Degree, Education & Training:

Licensed Clinical Social Workers typically attend graduate school for two to three years, and then complete two years of clinical work experience under supervision before they can become licensed, similar to a Licensed Professional Counselor. While counseling is a part of their training, social workers also have specialized training in coordinating care for individuals who are facing challenges in their social environment, such as the loss of a job, transportation difficulties, trouble accessing medical care or difficulty connecting with financial resources.

Services:

Many social workers serve as case managers or work in team environments with other mental health and medical professionals to coordinate care, such as hospital discharge planning teams or human services departments. Those working in team environments do not necessarily require a license. Social workers with more advanced training and experience in counseling may choose to practice independently, and must be licensed by the state.
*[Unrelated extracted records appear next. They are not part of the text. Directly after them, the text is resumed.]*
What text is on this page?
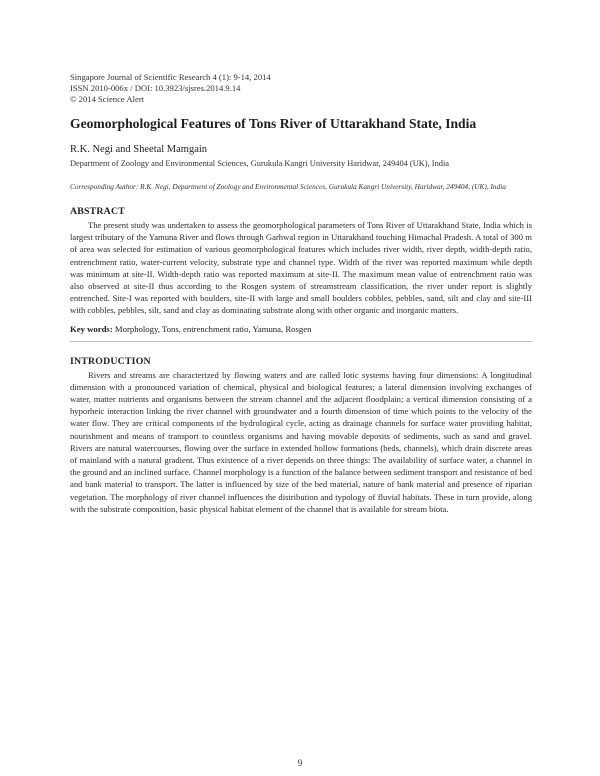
Singapore Journal of Scientific Research 4 (1): 9-14, 2014
ISSN 2010-006x / DOI: 10.3923/sjsres.2014.9.14
© 2014 Science Alert
Geomorphological Features of Tons River of Uttarakhand State, India
R.K. Negi and Sheetal Mamgain
Department of Zoology and Environmental Sciences, Gurukula Kangri University Haridwar, 249404 (UK), India
Corresponding Author: R.K. Negi, Department of Zoology and Environmental Sciences, Gurukula Kangri University, Haridwar, 249404, (UK), India
ABSTRACT

The present study was undertaken to assess the geomorphological parameters of Tons River of Uttarakhand State, India which is largest tributary of the Yamuna River and flows through Garhwal region in Uttarakhand touching Himachal Pradesh. A total of 300 m of area was selected for estimation of various geomorphological features which includes river width, river depth, width-depth ratio, entrenchment ratio, water-current velocity, substrate type and channel type. Width of the river was reported maximum while depth was minimum at site-II. Width-depth ratio was reported maximum at site-II. The maximum mean value of entrenchment ratio was also observed at site-II thus according to the Rosgen system of streamstream classification, the river under report is slightly entrenched. Site-I was reported with boulders, site-II with large and small boulders cobbles, pebbles, sand, silt and clay and site-III with cobbles, pebbles, silt, sand and clay as dominating substrate along with other organic and inorganic matters.

Key words: Morphology, Tons, entrenchment ratio, Yamuna, Rosgen
INTRODUCTION

Rivers and streams are characterized by flowing waters and are called lotic systems having four dimensions: A longitudinal dimension with a pronounced variation of chemical, physical and biological features; a lateral dimension involving exchanges of water, matter nutrients and organisms between the stream channel and the adjacent floodplain; a vertical dimension consisting of a hyporheic interaction linking the river channel with groundwater and a fourth dimension of time which points to the velocity of the water flow. They are critical components of the hydrological cycle, acting as drainage channels for surface water providing habitat, nourishment and means of transport to countless organisms and having movable deposits of sediments, such as sand and gravel. Rivers are natural watercourses, flowing over the surface in extended hollow formations (beds, channels), which drain discrete areas of mainland with a natural gradient. Thus existence of a river depends on three things: The availability of surface water, a channel in the ground and an inclined surface. Channel morphology is a function of the balance between sediment transport and resistance of bed and bank material to transport. The latter is influenced by size of the bed material, nature of bank material and presence of riparian vegetation. The morphology of river channel influences the distribution and typology of fluvial habitats. These in turn provide, along with the substrate composition, basic physical habitat element of the channel that is available for stream biota.

9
Those offering counseling services are likely to specialize with specific populations or problems.

When Should You Visit a Social Worker?

If you are pursuing counseling services from a Licensed Clinical Social Worker, it may be because you are struggling to manage a problem that stems from transitional or temporary issues in your social environment, such as job changes, income changes or medical issues. For example, if you lost your job and accepted a new job with less pay or fewer benefits, and you are seeking to be connected with resources that will help you compensate for the changes, while also developing coping skills around your new situation, then a social worker may be a good fit.